Add scenario files under tests\e2e\scenarios\ with the .e2e.test.ts suffix and import helpers from ../harness.js:

ts
import { describe, expect, it } from 'vitest';
import { runAgentsFleet, withTempProject } from '../harness.js';

describe('my scenario', () => {
  it('does the thing', async () => {
    await withTempProject('my-scenario', async (ctx) => {
      const result = await runAgentsFleet({
        args: ['--unattended', '-p', '/version'],
        timeoutMs: 30_000,
      });

      expect(result.exitCode).toBe(0);
      expect(result.testDir).toBe(ctx.projectDir);
    });
  });
});

Use named withTempProject('scenario-name', ...) calls so artifact paths and token-budget environment overrides stay stable.
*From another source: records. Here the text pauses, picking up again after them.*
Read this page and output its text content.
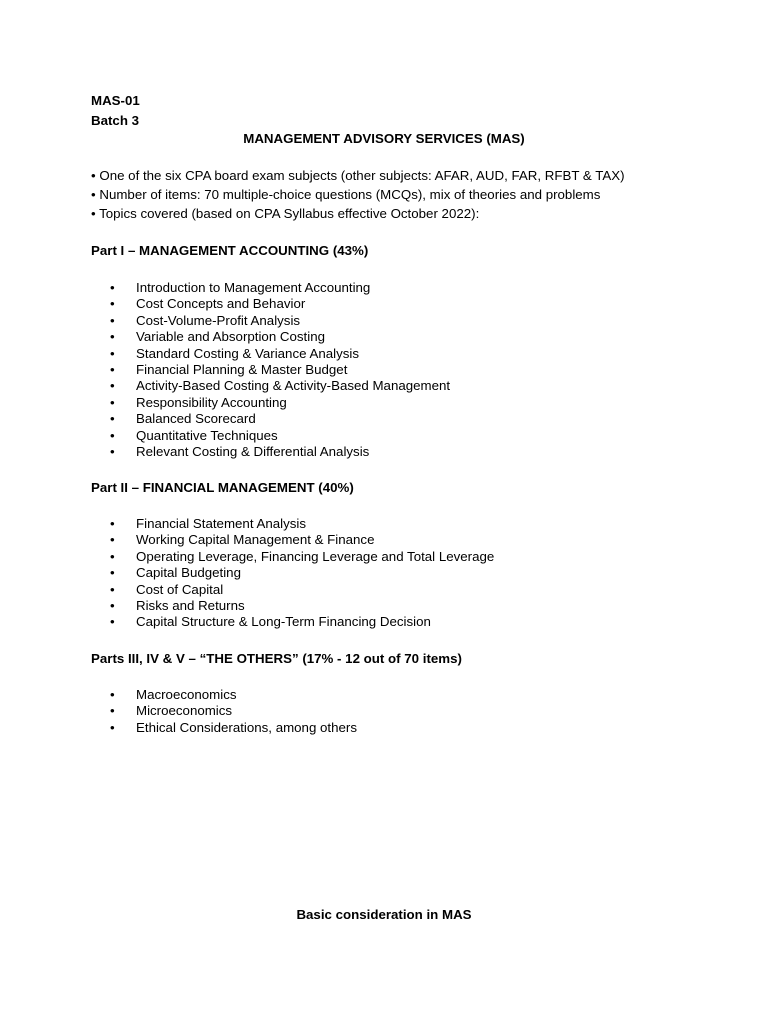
MAS-01
Batch 3
MANAGEMENT ADVISORY SERVICES (MAS)
• One of the six CPA board exam subjects (other subjects: AFAR, AUD, FAR, RFBT & TAX)
• Number of items: 70 multiple-choice questions (MCQs), mix of theories and problems
• Topics covered (based on CPA Syllabus effective October 2022):
Part I – MANAGEMENT ACCOUNTING (43%)
• Introduction to Management Accounting
• Cost Concepts and Behavior
• Cost-Volume-Profit Analysis
• Variable and Absorption Costing
• Standard Costing & Variance Analysis
• Financial Planning & Master Budget
• Activity-Based Costing & Activity-Based Management
• Responsibility Accounting
• Balanced Scorecard
• Quantitative Techniques
• Relevant Costing & Differential Analysis
Part II – FINANCIAL MANAGEMENT (40%)
• Financial Statement Analysis
• Working Capital Management & Finance
• Operating Leverage, Financing Leverage and Total Leverage
• Capital Budgeting
• Cost of Capital
• Risks and Returns
• Capital Structure & Long-Term Financing Decision
Parts III, IV & V – “THE OTHERS” (17% - 12 out of 70 items)
• Macroeconomics
• Microeconomics
• Ethical Considerations, among others
Basic consideration in MAS
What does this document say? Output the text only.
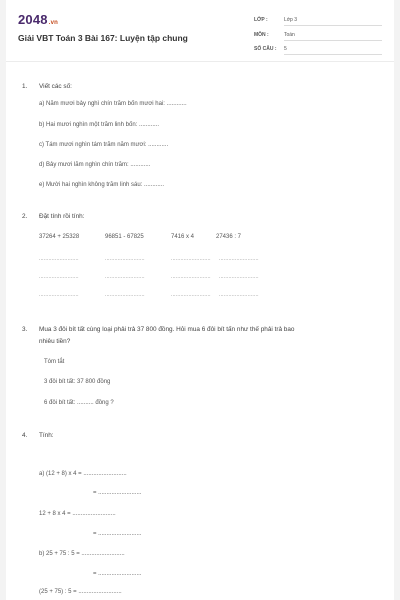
2048.vn
Giải VBT Toán 3 Bài 167: Luyện tập chung
LỚP :	Lớp 3
MÔN :	Toán
SỐ CÂU : 5
1. Viết các số:
a) Năm mươi bảy nghì chín trăm bốn mươi hai: ............
b) Hai mươi nghìn một trăm linh bốn: ............
c) Tám mươi nghìn tám trăm năm mươi: ............
d) Bảy mươi lăm nghìn chín trăm: ............
e) Mười hai nghìn không trăm linh sáu: ............
2. Đặt tính rồi tính:
37264 + 25328	96851 - 67825	7416 x 4	27436 : 7
.........................	.........................	......................... .........................
.........................	.........................	......................... .........................
.........................	.........................	......................... .........................
3. Mua 3 đôi bít tất cùng loại phải trả 37 800 đồng. Hỏi mua 6 đôi bít tấn như thế phải trả bao
nhiêu tiền?
Tóm tắt
3 đôi bít tất: 37 800 đồng
6 đôi bít tất: .......... đồng ?
4. Tính:
a) (12 + 8) x 4 = ..........................
= ..........................
12 + 8 x 4 = ..........................
= ..........................
b) 25 + 75 : 5 = ..........................
= ..........................
(25 + 75) : 5 = ..........................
New real-LLM scenarios must be opt-in; do not add default-on token-spending tests.

Cross-platform notes

  • Harness filesystem paths use path.join()/path.resolve() and native absolute paths.
  • CLI and git invocations use child_process.spawn(command, args) with no shell: true, avoiding PowerShell/Bash/zsh quoting differences.
  • Use normalizeOutputForAssertions() for stdout/stderr checks that compare paths or multiline output. It strips ANSI, normalizes EOLs, redacts scenario roots, and normalizes path separators in assertion strings.
  • Write fixtures with explicit LF (\n) and accept either LF or CRLF in generated files.

Troubleshooting

  • Scenario discovered but skipped: opt-in scenarios require AGENTS_FLEET_E2E_RUN_WORKFLOWS=1 or AGENTS_FLEET_E2E_RUN_FEATURE=1. Use npm run test:e2e:real-llm or set either env var manually.
  • Scenario times out: increase AGENTS_FLEET_E2E_FEATURE_TIMEOUT_MS for /feature scenarios, for example $env:AGENTS_FLEET_E2E_FEATURE_TIMEOUT_MS = '1800000' for 30 minutes.
  • Real ~\.fleet\ was polluted: file a bug. E2e runs should isolate state through FLEET_HOME, HOME, and USERPROFILE inside .e2e-runs\.
  • [PLANNING-DEBUG] lines on stderr: diagnostic planning logging is enabled. The lines are harmless and useful when debugging permission gates.
  • Need to inspect failure artifacts: rerun with KEEP_E2E_ARTIFACTS=1 or npm run test:e2e:keep; failure output includes retained workspace/artifact paths when available.